Los budistas cingaleses protestaron durante algún tiempo contra este estado de cosas. En la década de 1860, las protestas pasaron a los hechos, y cuando Olcott y Blavatsky llegaron a Ceilán y «tomaron el pansil» (una forma de confirmación budista), sellaron su identificación con las fuerzas rebeldes. En Kandy les mostraron la más sagrada de sus reliquias: el diente de Buda montado en oro. HPB, sin ningún tacto, lo describió como del tamaño de un colmillo de cocodrilo. Olcott, diciendo que obviamente el diente databa de cuando Buda se encarnó en un tigre, fue más diplomático. También presidió reuniones públicas a favor de la igualdad entre budistas y cristianos, promovió el desarrollo de un sistema escolar budista cuyas calificaciones sirvieran para el funcionariado y, cuando fue a Londres, defendió ante el Foreign Office la causa de los sacerdotes budistas cingaleses.
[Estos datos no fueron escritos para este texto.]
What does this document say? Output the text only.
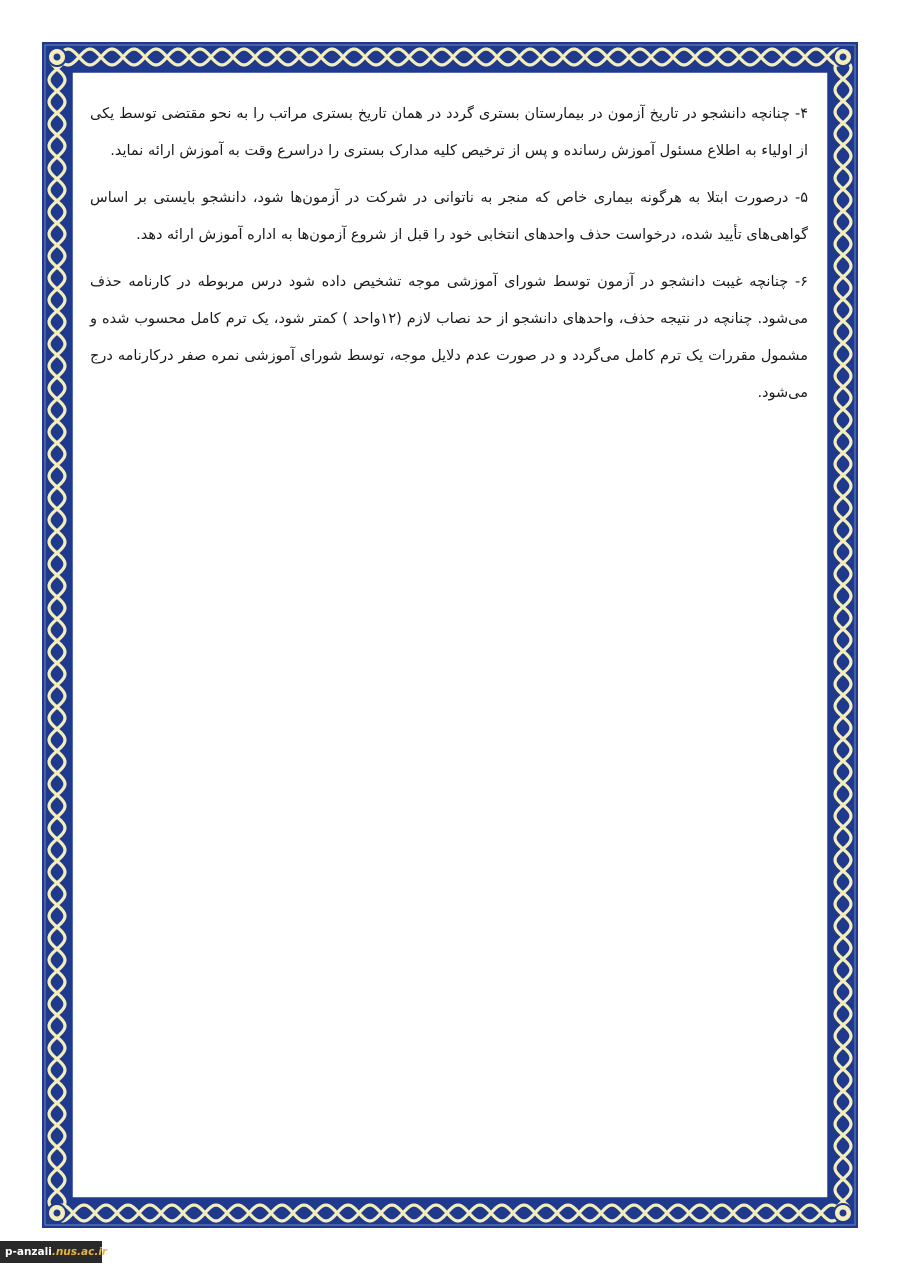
۴- چنانچه دانشجو در تاریخ آزمون در بیمارستان بستری گردد در همان تاریخ بستری مراتب را به نحو مقتضی توسط یکی از اولیاء به اطلاع مسئول آموزش رسانده و پس از ترخیص کلیه مدارک بستری را دراسرع وقت به آموزش ارائه نماید.

۵- درصورت ابتلا به هرگونه بیماری خاص که منجر به ناتوانی در شرکت در آزمون‌ها شود، دانشجو بایستی بر اساس گواهی‌های تأیید شده، درخواست حذف واحدهای انتخابی خود را قبل از شروع آزمون‌ها به اداره آموزش ارائه دهد.

۶- چنانچه غیبت دانشجو در آزمون توسط شورای آموزشی موجه تشخیص داده شود درس مربوطه در کارنامه حذف می‌شود. چنانچه در نتیجه حذف، واحدهای دانشجو از حد نصاب لازم (۱۲واحد ) کمتر شود، یک ترم کامل محسوب شده و مشمول مقررات یک ترم کامل می‌گردد و در صورت عدم دلایل موجه، توسط شورای آموزشی نمره صفر درکارنامه درج می‌شود.

p-anzali.nus.ac.ir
Empleando sus excelentes dotes de organizador, fundó un Comité de Defensa Budista, enseñando a los bonzos cómo actuar eficazmente en política para el reconocimiento de sus derechos. Quizá lo más notable fue su publicación en 1881 de un Buddhist Cathecism en inglés, que alcanzó numerosas ediciones y aún hoy se sigue imprimiendo.
Las consecuencias fueron impresionantes. En la década de 1960, cuando se nacionalizó el sistema educativo en Ceilán, la Sociedad Teosófica Budista tenía más de cuatrocientas escuelas, con muchos antiguos alumnos ocupando puestos importantes. Los esfuerzos de Olcott consiguieron uno de los primeros y más notables triunfos sociales de la Sociedad: tener un influjo formativo en el nacionalismo cingalés.
Fueron logros auténticos y de hondo calado, y quizá constituyan el monumento más duradero de la teosofía. Como es lógico, el nombre de Olcott es recordado en la isla, en cuya capital hay una calle con su nombre. En 1967, con motivo del sesenta aniversario de su muerte, las autoridades emitieron un sello postal conmemorativo y el Primer Ministro cingalés afirmó que «la visita del coronel Olcott a este país es un hito en la historia del budismo en Ceilán»[52].